A few days ago, I texted my friend (keep in mind, he is a new friend that I met over the summer) about him setting me up with one of his friends for an event later this week. However, because most of the time texts include “haha” or “lol” in order to keep the conversation light, I tried to keep my request funny and light by explaining that I’m probably too old (no longer an underclassmen) to get set up. However, things took a wrong turn when he mistakenly thought I was asking him to be my date. This misunderstanding caused our remaining texts in the conversation to be awkward and strained.
I don’t think this miscommunication via texting is uncommon. Plain and simple, written communication must be interpreted without body language or facial expression, and therefore can be misinterpreted a lot easier. So then why do we insist on texting about every little thing in our lives? Doesn’t that just cause more time wasted and strain on relationships? Of course, I am definitely a culprit of this problem. I text about things that should probably be communicated verbally rather than through writing.

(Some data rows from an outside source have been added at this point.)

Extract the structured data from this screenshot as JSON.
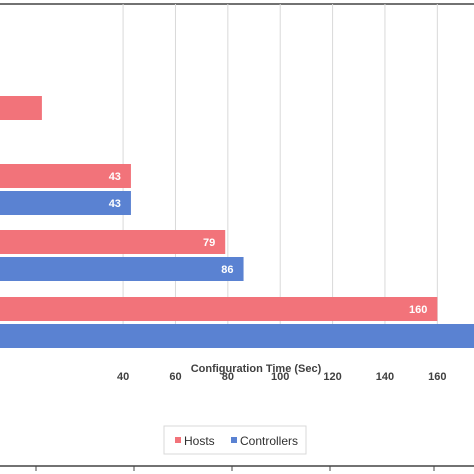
{
  "chart_data": {
    "type": "bar",
    "orientation": "horizontal",
    "xlabel": "Configuration Time (Sec)",
    "x_ticks": [
      40,
      60,
      80,
      100,
      120,
      140,
      160
    ],
    "x_tick_labels": [
      "40",
      "60",
      "80",
      "100",
      "120",
      "140",
      "160"
    ],
    "xlim": [
      -7,
      174
    ],
    "grid": true,
    "legend_position": "bottom",
    "groups": [
      {
        "Hosts": 9
      },
      {
        "Hosts": 43,
        "Controllers": 43
      },
      {
        "Hosts": 79,
        "Controllers": 86
      },
      {
        "Hosts": 160,
        "Controllers": 175
      }
    ],
    "series": [
      {
        "name": "Hosts",
        "color": "#F2737A",
        "values": [
          9,
          43,
          79,
          160
        ],
        "labels": [
          "",
          "43",
          "79",
          "160"
        ]
      },
      {
        "name": "Controllers",
        "color": "#5A82D2",
        "values": [
          null,
          43,
          86,
          175
        ],
        "labels": [
          "",
          "43",
          "86",
          ""
        ]
      }
    ]
  }
}
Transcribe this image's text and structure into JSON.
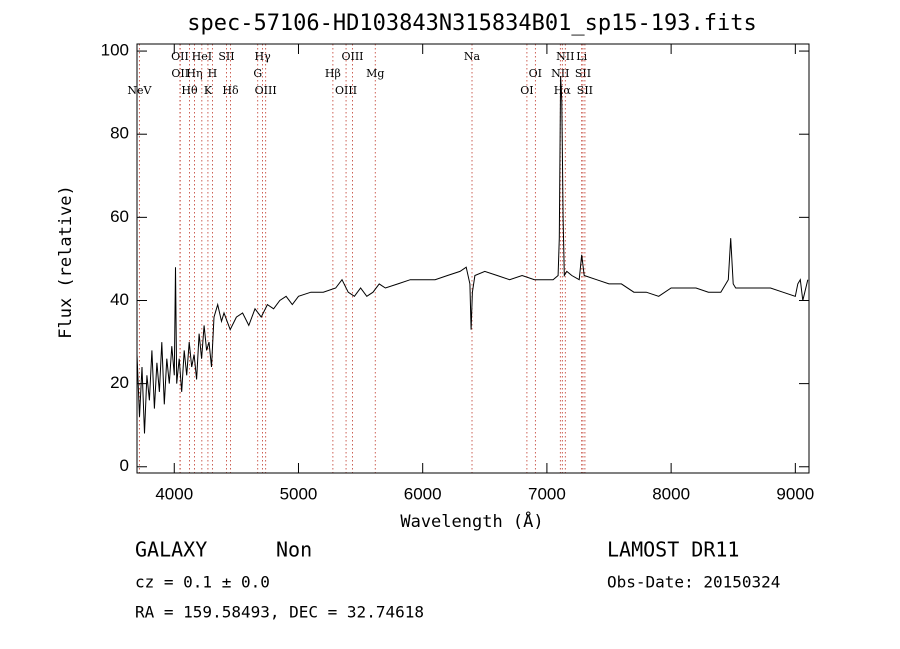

In my business communications class, we talk about how most of the time, there is a standard format to deliver news to people. However, this format changes when you must deliver bad news. So as communicators, why do we still insist on sharing bad news over a light-hearted text rather than giving the other person what they deserve: a meaningful, face-to-face conversation?
Like I said, I by no means am an exception to this travesty of millennial communication. But I think it’s something to keep in mind. Whether we consciously acknowledge it or not, texting is a form of writing that could and should be crafted carefully. Otherwise, you could end up in a very uncomfortable conversation that can be hard to transfer from writing through texting to verbal communication.